The National Center for Biotechnology Information (NCBI) of NIH has been taking a series of direct steps over the last year to insure that microarray technologies specifically, and gene expression quantifying technologies in general, have a full measure of bioinformatics support.

Essential steps in this support are taking place in two NCBI projects that are collecting, curating, annotating, organizing and publishing a host of gene-based information. The Reference Sequence project, RefSeq (http://www.ncbi.nlm.nih.gov/LocusLink/refseq.html), provides reference sequence standards for naturally occurring transcription- and translation-related polymers, including DNA, mRNA and proteins. These standards will provide stable reference points not only for mutation analyses and polymorphism discovery, but for gene expression studies as well. LocusLink (http://www.ncbi.nlm.nih.Gov/LocusLink/), which is closely related to RefSeq, provides a single query interface to curated sequence and descriptive information about genetic loci. This information includes official nomenclature, aliases, sequence accession numbers, phenotypes, EC numbers, MIM numbers, UniGene clusters, map information and relevant web sites.
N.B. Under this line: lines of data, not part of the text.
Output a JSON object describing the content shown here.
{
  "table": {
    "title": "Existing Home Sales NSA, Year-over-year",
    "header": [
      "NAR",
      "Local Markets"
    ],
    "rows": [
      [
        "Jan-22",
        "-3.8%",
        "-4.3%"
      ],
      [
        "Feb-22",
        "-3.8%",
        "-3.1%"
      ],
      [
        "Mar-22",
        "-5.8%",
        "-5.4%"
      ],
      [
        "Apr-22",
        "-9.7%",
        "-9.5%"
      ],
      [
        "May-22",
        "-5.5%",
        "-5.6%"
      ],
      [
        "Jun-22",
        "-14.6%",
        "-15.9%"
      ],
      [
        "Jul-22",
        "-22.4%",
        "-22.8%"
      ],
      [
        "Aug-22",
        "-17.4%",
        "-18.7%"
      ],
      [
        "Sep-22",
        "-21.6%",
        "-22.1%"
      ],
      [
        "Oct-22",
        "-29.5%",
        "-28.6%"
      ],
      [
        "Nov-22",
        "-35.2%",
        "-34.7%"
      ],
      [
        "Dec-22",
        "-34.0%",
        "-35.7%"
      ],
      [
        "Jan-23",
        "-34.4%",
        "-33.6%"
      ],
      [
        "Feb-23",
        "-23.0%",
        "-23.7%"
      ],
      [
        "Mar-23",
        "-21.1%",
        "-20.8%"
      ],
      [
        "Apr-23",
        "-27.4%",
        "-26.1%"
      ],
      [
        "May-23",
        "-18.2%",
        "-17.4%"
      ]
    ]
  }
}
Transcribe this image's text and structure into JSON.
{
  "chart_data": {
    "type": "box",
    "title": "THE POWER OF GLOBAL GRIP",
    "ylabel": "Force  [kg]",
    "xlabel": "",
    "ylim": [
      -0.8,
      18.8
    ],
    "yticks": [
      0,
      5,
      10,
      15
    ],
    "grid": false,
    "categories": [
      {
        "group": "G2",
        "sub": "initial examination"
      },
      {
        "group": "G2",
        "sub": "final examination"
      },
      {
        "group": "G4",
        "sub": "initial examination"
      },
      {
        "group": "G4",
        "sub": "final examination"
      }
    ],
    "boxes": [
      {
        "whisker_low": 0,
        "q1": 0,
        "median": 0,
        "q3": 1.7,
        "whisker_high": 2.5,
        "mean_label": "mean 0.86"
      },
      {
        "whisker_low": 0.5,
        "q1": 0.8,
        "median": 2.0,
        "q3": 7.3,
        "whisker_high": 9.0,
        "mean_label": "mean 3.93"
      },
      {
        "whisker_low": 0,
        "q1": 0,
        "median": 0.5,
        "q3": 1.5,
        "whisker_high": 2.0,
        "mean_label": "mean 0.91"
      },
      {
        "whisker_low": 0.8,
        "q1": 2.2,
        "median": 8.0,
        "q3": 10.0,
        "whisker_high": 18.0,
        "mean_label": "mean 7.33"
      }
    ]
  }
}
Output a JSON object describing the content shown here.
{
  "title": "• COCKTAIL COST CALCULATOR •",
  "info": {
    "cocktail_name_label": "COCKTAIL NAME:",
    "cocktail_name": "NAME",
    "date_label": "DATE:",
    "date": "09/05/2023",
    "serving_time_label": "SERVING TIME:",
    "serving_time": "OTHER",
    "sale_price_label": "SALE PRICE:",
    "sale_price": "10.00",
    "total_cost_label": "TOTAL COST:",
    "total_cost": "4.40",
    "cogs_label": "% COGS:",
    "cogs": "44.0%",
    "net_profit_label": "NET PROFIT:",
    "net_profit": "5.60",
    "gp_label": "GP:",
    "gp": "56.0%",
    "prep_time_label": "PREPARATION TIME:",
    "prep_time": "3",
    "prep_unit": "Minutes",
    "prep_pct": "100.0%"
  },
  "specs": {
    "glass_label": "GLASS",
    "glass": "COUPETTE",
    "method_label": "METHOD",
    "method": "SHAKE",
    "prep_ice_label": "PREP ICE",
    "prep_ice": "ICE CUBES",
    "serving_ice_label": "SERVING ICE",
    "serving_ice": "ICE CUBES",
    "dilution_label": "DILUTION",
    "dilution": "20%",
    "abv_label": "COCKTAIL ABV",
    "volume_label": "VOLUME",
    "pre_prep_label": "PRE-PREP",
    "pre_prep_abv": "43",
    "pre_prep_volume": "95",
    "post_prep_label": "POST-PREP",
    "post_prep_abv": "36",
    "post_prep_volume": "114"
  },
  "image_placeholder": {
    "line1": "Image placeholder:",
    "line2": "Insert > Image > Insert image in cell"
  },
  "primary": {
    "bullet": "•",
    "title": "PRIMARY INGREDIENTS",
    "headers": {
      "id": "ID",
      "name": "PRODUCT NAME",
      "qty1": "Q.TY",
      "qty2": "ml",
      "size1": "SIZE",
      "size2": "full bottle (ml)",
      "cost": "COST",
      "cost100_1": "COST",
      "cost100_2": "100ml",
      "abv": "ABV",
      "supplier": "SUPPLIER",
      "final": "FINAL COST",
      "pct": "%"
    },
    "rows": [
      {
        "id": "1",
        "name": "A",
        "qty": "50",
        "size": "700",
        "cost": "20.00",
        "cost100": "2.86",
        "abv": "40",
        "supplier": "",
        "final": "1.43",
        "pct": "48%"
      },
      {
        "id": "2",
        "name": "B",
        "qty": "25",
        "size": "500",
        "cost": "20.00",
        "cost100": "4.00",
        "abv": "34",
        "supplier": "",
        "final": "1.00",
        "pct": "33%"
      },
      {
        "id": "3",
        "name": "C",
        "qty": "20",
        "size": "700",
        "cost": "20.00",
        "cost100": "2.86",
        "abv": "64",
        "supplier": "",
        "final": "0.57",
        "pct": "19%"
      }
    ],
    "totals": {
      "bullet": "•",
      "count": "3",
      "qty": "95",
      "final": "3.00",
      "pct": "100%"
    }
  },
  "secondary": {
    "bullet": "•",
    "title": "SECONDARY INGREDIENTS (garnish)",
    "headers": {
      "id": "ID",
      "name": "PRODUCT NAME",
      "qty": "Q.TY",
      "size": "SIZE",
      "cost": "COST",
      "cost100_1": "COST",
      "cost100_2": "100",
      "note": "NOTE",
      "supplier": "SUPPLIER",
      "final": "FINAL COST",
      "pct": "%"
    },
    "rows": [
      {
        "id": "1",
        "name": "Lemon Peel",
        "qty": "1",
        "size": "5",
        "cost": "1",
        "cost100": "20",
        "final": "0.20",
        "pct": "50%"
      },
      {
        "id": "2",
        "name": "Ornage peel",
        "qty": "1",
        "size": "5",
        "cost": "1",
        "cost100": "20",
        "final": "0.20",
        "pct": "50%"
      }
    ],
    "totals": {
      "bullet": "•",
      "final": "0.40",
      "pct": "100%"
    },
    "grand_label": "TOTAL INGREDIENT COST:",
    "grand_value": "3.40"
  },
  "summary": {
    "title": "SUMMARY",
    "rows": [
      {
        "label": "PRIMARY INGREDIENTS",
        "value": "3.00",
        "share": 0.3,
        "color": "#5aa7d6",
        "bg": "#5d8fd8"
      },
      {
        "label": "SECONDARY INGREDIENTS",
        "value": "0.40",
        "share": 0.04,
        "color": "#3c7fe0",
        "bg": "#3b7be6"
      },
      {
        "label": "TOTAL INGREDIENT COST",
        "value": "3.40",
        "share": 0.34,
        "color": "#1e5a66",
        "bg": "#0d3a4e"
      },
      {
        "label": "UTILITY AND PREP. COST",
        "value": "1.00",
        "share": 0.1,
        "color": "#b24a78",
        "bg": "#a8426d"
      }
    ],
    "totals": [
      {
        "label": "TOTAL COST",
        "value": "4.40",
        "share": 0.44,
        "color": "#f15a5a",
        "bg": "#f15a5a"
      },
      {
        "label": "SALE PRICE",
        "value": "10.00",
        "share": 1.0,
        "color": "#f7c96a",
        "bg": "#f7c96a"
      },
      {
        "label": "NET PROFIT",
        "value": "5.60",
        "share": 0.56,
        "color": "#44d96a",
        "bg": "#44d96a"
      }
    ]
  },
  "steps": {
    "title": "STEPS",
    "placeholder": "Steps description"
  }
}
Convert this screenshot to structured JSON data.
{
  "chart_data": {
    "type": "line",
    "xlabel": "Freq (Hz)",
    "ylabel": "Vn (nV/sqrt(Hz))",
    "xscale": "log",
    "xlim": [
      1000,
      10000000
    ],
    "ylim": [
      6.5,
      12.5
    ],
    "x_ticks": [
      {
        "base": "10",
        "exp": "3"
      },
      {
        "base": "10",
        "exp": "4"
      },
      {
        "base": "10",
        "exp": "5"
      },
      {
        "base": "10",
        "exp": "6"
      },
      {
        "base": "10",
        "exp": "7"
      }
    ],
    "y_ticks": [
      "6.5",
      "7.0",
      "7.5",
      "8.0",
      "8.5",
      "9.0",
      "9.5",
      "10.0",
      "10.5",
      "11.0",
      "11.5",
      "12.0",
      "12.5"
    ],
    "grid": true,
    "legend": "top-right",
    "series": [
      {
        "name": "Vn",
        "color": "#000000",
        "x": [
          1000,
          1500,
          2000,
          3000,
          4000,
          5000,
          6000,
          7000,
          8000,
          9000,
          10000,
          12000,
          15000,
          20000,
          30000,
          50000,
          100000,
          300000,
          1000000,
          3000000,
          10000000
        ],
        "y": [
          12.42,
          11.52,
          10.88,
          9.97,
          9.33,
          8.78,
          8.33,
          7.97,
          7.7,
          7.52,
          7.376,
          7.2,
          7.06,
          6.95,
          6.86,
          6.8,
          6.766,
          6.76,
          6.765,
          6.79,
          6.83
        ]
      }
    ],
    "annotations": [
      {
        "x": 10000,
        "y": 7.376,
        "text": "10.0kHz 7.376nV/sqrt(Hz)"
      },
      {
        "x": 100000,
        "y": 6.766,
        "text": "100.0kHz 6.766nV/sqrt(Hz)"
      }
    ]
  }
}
NCBI has been actively dealing with gene expression data through its storage and analysis of expressed sequence tag (EST) and serial analysis of gene expression (SAGE) data. For several years, NCBI has been acting as a public repository for EST data through the dbEST database (http://www.ncbi.nlm.nih.Gov/dbEST/), and annotating this sequence information with gene, source and frequency information via the UniGene project (http://www.ncbi.nlm.nih.Gov/UniGene) and participation in the Cancer Genome Anatomy Project (http://www.ncbi.nlm.nih.Gov/CGAP). More recently, NCBI has developed a SAGE repository and several on-line tools for the exploration of that gene expression information (http://www.ncbi.nlm.nih.Gov/SAGE).

As a culmination of our efforts in the gene expression arena, NCBI has been exploring the feasibility of a gene expression resource of wider scope. It is anticipated that this resource would accept gene expression data from various sources, including microarray, high-density array (DNA chip) and SAGE technologies, as well as providing a number of precomputed analyses and on-line tools for the exploration of this data.